I think that is a slightly different situation to the one I was imagining.
Ted's observation here is completely about readdir results.

A NFS READDIR_PLUS result can be used to satisfy subsequence stat() requests.
I don't think it would ever be correct to 
  stat('a')
  stat('b')
  stat('a')

and get exactly the same stat info in every case, including inode number and
ctime and link count of '1'.
If those stats were served from the READDIRPLUS results that I described
above, that is exactly what you would get.
I'm not sure if the  post-op attributes would be enough to tell the client it
needs to do a GETATTR again straight away to verify things.

But if the attr info stays cached (which is kind-of the point of
READDIR_PLUS), this is a very different circumstance than the one Ted
described.

Still not sure how important it is, but I like the NFSv3 option of just not
returning attributes if we aren't certain of them.

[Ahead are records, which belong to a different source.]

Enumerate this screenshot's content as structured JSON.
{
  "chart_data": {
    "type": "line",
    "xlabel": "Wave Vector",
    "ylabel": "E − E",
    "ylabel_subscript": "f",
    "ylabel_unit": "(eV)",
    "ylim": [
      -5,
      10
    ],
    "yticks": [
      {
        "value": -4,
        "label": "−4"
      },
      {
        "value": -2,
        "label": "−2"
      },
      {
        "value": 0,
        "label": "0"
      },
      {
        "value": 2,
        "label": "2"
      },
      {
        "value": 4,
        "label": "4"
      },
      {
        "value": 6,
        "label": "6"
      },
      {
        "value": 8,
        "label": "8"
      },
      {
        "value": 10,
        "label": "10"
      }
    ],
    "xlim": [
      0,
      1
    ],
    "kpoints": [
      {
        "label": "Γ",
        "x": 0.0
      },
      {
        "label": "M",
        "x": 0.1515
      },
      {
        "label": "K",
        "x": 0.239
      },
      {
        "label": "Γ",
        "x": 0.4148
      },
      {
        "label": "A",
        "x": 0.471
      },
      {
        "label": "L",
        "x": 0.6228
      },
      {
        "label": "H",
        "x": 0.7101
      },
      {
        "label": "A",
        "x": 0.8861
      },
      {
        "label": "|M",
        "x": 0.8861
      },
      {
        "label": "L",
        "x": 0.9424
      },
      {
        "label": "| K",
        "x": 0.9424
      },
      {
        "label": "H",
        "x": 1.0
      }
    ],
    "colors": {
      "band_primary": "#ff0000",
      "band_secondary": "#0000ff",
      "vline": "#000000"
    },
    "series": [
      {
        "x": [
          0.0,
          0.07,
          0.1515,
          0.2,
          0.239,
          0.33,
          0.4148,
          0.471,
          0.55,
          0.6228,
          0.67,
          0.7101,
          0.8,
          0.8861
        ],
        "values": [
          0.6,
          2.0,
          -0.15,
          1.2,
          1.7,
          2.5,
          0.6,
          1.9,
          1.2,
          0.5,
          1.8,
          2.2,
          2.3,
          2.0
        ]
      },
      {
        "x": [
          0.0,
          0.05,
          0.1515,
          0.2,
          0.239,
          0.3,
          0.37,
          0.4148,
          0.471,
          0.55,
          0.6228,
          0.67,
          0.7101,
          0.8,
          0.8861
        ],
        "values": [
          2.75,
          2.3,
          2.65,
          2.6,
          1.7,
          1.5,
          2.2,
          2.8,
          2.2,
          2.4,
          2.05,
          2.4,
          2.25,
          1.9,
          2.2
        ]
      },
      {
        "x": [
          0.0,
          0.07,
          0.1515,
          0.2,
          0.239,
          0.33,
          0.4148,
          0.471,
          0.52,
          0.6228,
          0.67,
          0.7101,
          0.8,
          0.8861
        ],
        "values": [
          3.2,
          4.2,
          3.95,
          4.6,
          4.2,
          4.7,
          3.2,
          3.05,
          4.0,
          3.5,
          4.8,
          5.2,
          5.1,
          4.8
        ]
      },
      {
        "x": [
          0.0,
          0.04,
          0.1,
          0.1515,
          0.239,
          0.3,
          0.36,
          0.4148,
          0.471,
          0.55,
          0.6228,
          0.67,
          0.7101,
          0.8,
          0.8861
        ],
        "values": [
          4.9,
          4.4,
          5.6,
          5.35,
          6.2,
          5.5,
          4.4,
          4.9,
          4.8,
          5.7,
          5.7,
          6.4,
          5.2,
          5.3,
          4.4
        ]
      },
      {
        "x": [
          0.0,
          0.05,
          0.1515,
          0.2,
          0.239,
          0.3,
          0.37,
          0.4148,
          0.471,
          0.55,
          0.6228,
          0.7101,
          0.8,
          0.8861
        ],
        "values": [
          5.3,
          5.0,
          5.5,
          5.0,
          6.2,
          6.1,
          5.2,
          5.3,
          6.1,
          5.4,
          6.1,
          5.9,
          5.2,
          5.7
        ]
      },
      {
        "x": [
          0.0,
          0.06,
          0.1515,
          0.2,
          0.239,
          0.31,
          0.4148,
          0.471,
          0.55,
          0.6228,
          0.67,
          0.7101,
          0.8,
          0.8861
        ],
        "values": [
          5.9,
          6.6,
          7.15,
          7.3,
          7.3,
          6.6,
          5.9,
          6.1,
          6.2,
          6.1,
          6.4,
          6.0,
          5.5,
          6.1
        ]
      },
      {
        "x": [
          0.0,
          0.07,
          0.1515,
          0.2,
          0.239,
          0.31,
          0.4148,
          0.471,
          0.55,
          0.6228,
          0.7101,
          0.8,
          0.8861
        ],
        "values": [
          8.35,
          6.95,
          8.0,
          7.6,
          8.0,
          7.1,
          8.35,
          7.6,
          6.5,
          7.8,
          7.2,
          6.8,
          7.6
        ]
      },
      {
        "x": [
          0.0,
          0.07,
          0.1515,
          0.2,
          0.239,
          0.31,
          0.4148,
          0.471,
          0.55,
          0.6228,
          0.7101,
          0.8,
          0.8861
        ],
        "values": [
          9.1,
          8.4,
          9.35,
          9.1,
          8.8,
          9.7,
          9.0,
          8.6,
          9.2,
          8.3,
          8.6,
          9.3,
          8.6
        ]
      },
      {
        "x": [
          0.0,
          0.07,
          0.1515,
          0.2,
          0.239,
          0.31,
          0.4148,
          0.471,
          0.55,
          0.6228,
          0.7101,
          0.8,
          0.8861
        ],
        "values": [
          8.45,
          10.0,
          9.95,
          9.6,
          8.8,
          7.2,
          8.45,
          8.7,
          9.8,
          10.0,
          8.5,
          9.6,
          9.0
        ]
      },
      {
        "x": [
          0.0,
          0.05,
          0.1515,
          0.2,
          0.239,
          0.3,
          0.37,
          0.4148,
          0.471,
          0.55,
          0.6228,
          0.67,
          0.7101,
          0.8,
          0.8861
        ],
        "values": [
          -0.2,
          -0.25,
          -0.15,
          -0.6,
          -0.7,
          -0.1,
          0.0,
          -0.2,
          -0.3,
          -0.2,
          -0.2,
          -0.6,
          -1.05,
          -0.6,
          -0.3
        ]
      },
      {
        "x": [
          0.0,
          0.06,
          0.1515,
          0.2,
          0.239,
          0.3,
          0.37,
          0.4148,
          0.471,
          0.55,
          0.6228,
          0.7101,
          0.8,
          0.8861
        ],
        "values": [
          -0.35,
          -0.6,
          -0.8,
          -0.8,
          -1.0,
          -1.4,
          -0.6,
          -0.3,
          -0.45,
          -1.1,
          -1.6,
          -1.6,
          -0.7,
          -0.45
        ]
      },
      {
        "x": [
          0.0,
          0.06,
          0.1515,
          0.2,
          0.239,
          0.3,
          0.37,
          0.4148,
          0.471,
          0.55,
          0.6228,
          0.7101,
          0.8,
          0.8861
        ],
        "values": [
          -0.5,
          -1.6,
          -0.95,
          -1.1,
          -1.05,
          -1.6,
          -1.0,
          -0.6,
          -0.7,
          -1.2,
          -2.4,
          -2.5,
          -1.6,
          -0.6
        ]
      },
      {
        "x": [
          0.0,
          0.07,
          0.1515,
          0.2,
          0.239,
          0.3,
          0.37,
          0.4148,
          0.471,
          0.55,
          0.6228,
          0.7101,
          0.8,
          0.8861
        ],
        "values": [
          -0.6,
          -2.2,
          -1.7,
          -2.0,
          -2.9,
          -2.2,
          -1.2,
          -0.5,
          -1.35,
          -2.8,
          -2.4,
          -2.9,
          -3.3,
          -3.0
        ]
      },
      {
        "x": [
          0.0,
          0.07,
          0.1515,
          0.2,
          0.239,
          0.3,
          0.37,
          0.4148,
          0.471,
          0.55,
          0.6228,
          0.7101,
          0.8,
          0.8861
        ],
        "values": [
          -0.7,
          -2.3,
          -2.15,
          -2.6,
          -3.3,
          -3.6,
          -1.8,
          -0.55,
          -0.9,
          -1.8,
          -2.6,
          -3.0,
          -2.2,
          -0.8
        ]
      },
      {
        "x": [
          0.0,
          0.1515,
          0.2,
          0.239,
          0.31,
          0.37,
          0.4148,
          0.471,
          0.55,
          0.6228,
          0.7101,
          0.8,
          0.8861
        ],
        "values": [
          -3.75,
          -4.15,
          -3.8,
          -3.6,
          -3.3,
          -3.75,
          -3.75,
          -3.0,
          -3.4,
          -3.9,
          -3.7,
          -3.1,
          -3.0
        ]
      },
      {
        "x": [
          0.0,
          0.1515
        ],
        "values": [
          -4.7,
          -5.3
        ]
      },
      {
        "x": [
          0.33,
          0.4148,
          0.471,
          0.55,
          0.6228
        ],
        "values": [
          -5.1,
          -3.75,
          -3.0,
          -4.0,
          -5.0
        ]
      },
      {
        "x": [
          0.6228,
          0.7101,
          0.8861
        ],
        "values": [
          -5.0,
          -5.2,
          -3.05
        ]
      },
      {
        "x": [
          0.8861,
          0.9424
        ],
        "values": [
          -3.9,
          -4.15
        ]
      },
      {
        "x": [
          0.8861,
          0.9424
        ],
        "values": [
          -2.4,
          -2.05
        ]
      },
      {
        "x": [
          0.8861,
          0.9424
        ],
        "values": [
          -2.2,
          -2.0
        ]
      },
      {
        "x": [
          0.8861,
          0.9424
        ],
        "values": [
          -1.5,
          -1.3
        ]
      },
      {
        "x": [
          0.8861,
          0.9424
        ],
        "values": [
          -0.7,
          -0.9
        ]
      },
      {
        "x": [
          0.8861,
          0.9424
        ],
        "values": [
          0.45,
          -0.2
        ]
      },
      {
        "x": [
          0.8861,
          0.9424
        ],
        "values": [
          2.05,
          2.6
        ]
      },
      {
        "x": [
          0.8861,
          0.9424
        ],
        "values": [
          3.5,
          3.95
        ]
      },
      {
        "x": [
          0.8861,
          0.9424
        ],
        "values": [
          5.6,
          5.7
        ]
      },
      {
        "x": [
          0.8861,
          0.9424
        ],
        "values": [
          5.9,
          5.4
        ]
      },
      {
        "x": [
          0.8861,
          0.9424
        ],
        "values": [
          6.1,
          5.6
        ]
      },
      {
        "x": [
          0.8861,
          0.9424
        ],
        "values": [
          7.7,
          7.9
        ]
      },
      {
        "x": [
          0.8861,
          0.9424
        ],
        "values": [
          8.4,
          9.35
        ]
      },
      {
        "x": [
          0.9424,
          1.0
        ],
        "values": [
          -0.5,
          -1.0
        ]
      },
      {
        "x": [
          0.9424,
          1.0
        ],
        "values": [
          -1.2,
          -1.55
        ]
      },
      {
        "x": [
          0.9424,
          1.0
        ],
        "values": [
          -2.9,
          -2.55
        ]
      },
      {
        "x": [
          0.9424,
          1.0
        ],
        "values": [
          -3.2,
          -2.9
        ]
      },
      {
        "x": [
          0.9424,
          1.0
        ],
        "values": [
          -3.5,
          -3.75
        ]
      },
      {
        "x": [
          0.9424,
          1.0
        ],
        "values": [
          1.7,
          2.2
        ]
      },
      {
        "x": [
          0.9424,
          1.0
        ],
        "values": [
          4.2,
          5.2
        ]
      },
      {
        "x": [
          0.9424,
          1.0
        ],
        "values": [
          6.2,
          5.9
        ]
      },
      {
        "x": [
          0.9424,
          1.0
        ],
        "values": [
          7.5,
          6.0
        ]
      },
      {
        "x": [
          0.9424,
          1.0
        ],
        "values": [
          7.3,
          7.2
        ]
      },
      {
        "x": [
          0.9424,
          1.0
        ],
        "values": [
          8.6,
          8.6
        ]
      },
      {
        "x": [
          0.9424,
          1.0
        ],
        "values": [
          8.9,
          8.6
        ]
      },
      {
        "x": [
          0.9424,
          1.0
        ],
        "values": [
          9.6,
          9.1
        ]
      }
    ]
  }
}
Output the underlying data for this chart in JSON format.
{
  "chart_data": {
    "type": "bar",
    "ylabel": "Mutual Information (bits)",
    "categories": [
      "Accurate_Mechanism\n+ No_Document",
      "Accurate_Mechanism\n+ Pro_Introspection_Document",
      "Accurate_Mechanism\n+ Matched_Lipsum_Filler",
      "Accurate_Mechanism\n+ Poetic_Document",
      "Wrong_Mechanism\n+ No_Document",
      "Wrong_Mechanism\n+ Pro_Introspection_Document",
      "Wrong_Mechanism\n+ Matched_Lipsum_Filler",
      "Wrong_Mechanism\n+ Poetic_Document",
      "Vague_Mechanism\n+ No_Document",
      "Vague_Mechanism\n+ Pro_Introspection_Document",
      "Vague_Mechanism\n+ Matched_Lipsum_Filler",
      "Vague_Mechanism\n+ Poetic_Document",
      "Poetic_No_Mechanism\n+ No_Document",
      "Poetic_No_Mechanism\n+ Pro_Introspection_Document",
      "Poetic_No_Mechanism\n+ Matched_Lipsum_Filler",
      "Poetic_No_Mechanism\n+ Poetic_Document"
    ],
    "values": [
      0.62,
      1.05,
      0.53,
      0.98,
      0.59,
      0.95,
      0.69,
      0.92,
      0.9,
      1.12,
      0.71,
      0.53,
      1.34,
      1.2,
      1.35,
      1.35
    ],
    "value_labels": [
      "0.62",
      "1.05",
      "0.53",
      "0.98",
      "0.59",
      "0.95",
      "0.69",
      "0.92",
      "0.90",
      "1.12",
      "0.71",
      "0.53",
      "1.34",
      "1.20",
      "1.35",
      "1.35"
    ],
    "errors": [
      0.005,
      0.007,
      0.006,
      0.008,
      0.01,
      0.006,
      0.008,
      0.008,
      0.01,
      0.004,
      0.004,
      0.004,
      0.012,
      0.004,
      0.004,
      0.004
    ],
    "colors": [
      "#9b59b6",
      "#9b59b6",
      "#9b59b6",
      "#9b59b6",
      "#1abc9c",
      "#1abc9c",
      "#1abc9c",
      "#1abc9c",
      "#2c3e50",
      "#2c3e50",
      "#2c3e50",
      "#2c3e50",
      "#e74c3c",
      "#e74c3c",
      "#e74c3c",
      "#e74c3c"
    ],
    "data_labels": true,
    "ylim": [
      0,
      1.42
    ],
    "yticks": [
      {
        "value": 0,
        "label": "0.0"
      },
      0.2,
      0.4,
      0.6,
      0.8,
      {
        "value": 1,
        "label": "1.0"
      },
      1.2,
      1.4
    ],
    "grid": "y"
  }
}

An option for NFSv4 might be to abort/retry the readdir op if the directory
has changed at all(?).

NeilBrown
diff mbox

Patch

diff --git a/fs/nfsd/nfs3xdr.c b/fs/nfsd/nfs3xdr.c
index e4b2b4322553..f6e7cbabac5a 100644
--- a/fs/nfsd/nfs3xdr.c
+++ b/fs/nfsd/nfs3xdr.c
@@ -805,7 +805,7 @@  encode_entry_baggage(struct nfsd3_readdirres *cd, __be32 *p, const char *name,
 
 static __be32
 compose_entry_fh(struct nfsd3_readdirres *cd, struct svc_fh *fhp,
-		const char *name, int namlen)
+		 const char *name, int namlen, u64 ino)
 {
 	struct svc_export	*exp;
 	struct dentry		*dparent, *dchild;
@@ -830,19 +830,21 @@  compose_entry_fh(struct nfsd3_readdirres *cd, struct svc_fh *fhp,
 		goto out;
 	if (d_really_is_negative(dchild))
 		goto out;
+	if (dchild->d_inode->i_ino != ino)
+		goto out;
 	rv = fh_compose(fhp, exp, dchild, &cd->fh);
 out:
 	dput(dchild);
 	return rv;
 }
 
-static __be32 *encode_entryplus_baggage(struct nfsd3_readdirres *cd, __be32 *p, const char *name, int namlen)
+static __be32 *encode_entryplus_baggage(struct nfsd3_readdirres *cd, __be32 *p, const char *name, int namlen, u64 ino)
 {
 	struct svc_fh	*fh = &cd->scratch;
 	__be32 err;
 
 	fh_init(fh, NFS3_FHSIZE);
-	err = compose_entry_fh(cd, fh, name, namlen);
+	err = compose_entry_fh(cd, fh, name, namlen, ino);
 	if (err) {
 		*p++ = 0;
 		*p++ = 0;
@@ -927,7 +929,7 @@  encode_entry(struct readdir_cd *ccd, const char *name, int namlen,
 		p = encode_entry_baggage(cd, p, name, namlen, ino);
 
 		if (plus)
-			p = encode_entryplus_baggage(cd, p, name, namlen);
+			p = encode_entryplus_baggage(cd, p, name, namlen, ino);
 		num_entry_words = p - cd->buffer;
 	} else if (*(page+1) != NULL) {
 		/* temporarily encode entry into next page, then move back to
@@ -941,7 +943,7 @@  encode_entry(struct readdir_cd *ccd, const char *name, int namlen,
 		p1 = encode_entry_baggage(cd, p1, name, namlen, ino);
 
 		if (plus)
-			p1 = encode_entryplus_baggage(cd, p1, name, namlen);
+			p1 = encode_entryplus_baggage(cd, p1, name, namlen, ino);
 
 		/* determine entry word length and lengths to go in pages */
 		num_entry_words = p1 - tmp;